Looking for love at a speed-dating event may leave you feeling unlovable
Earlier this year, Lynda Boothroyd of the University of Durham, UK, and colleagues published a study showing that the majority of men and women were able to accurately judge whether a person would be a good bet for a committed relationship or were more interested in a fling, just by looking at a photograph of their face.
How exactly we make this assessment based on such minimal information is up for debate, though Boothroyd’s study did yield one clue. She found that men who were judged to be more “masculine” and women who were considered more “attractive”, were likely to be seen as more inclined towards casual sex - and to actually be so.
This surprising talent for accurately reading people’s attitude to sex has an obvious benefit - it allows us to hook up with a partner who is likely to want the same out of a sexual relationship as we do. It also raises the more fundamental question of why individuals have such widely varying attitudes to sex in the first place. The answer is not simply that beautiful people have more opportunity. (…)
Another factor with strong links to sociosexuality is masculinity. Boothroyd found men with more masculine-looking faces scored higher on sociosexuality, and it seems to be the same story for women. Sarah Mikach and Michael Bailey of Northwestern University in Evanston, Illinois, examined how women’s sociosexuality related to the degree to which they looked, felt or behaved in a masculine way. They found that heterosexual women who had high numbers of sexual partners were more likely to show higher levels of masculinity.
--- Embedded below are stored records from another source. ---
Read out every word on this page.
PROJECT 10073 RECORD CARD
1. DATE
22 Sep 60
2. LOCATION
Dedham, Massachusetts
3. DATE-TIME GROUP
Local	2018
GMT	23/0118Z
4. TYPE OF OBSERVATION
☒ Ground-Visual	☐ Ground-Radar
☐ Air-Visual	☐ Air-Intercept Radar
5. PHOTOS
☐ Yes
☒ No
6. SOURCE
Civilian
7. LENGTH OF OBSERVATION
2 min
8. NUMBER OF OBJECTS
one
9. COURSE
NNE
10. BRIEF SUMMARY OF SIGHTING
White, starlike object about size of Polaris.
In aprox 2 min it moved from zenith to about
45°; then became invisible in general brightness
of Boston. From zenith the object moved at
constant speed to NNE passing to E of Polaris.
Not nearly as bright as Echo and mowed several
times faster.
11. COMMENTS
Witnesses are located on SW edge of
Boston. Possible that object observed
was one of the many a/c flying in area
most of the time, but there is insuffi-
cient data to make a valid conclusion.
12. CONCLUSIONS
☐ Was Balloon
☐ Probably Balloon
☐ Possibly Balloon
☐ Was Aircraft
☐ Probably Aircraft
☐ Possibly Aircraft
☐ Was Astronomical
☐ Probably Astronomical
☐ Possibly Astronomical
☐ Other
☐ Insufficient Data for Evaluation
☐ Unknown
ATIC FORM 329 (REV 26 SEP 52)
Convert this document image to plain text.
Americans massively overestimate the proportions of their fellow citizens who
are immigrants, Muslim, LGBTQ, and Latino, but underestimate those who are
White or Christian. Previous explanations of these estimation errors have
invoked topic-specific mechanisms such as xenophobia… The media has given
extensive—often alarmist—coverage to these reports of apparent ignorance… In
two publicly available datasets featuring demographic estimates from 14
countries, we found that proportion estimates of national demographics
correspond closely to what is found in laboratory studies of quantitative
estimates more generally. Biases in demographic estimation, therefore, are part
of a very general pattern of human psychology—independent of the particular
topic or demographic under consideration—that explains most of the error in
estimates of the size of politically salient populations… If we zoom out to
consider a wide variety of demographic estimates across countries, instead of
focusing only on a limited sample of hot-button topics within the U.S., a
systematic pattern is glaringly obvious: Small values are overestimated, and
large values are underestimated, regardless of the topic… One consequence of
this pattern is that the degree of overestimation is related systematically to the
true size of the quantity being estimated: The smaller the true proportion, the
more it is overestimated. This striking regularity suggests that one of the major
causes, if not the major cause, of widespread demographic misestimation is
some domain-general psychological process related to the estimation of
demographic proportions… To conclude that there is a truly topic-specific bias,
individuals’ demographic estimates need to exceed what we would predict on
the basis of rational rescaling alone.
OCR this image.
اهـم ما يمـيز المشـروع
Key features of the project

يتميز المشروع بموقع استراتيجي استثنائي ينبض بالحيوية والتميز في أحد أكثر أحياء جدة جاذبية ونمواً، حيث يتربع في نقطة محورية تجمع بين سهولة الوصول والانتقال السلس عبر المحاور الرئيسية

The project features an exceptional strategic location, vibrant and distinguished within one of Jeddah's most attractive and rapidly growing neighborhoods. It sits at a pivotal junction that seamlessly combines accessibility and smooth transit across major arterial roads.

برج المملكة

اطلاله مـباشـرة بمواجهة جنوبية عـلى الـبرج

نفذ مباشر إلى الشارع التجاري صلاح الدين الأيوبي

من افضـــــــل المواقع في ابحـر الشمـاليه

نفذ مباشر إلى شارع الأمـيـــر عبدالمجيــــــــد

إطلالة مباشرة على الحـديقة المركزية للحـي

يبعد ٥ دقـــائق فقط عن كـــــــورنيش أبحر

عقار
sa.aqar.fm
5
The researchers argued that these women behave in a way that is more typically male and this could be due to early - probably prenatal - exposure to androgens, such as testosterone, that organise typically “male” brains differently from typically “female” brains. Supporting this idea, Andrew Clark of McMaster University in Ontario, Canada, found a higher rate of sociosexuality in women with a smaller ratio of index to ring finger length - which some researchers believe corresponds to higher prenatal androgen exposure.